Resilience from the ground up – emergence, anarchy and ‘response-ability’ (14575)

Jana-Axinja Paschen 1 , Ruth Beilin 1 , Esther Alloun 1
  1. School of Land and Environment, The University of Melbourne, Melbourne, VIC, Australia

The 2012 National Strategy for Disaster Resilience calls for increased individual and community self-reliance in the face of disasters.  Experiences with community responses to past and more recent bushfires in Victoria indicate that this aim requires empowered communities able to act flexibly and autonomously.  Yet, our research suggests that authorities are sometimes reluctant to relinquish control and actual community self-organisation tends to be read as chaos or anarchy. In this paper, we consider how the concept of anarchy may help us understand the practice of resilience as it unfolds on the ground. First, we think about anarchy from the perspective of emergence and complex systems theories as self-organisation outside central authority. Resilience, we argue, can be understood as an emergent property of complex socio-ecological systems in bushfire landscapes and requires collaborative, non-hierarchical and dialogical forms of knowledge and governance.

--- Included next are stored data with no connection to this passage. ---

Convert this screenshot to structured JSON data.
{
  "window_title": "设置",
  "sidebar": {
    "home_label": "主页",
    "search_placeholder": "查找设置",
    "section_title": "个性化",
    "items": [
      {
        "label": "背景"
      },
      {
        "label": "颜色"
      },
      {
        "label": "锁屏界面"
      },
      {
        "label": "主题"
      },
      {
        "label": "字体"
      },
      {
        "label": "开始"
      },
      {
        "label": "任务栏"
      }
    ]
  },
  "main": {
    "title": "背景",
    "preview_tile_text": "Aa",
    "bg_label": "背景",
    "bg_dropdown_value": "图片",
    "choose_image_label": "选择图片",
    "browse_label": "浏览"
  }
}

Second, exploring how resilience emerges from the ground up, we observe that responses to bushfire risk may not fit the expected rational/techno-scientific model and set of rules fixed by the arche; instead they may be expressed as more ‘an-archic’ or hybrid reactions, mixing rational calculus with emotions, affect, socio-ecological memory and other ways of doing and knowing. We argue that, if acknowledged properly, these responses can contribute to a form of ‘response-ability’, i.e. a capacity and willingness to respond, adapt, learn or sometimes resist in ways that ‘draw others [humans and nonhumans] into a relationship’ (Haraway 2008 cited in Lorimer 2012, p.598).  We suggest that such a relational ethics has the potential to feed into general resilience, an ability to live responsively/adaptively in bushfire landscapes that extends well beyond specified disaster risk resilience. Overall, we argue, while emergence, self-organisation and ‘response-ability’ may seem anarchic, messy, and time- and resource consuming to governments, they are integral to resilience.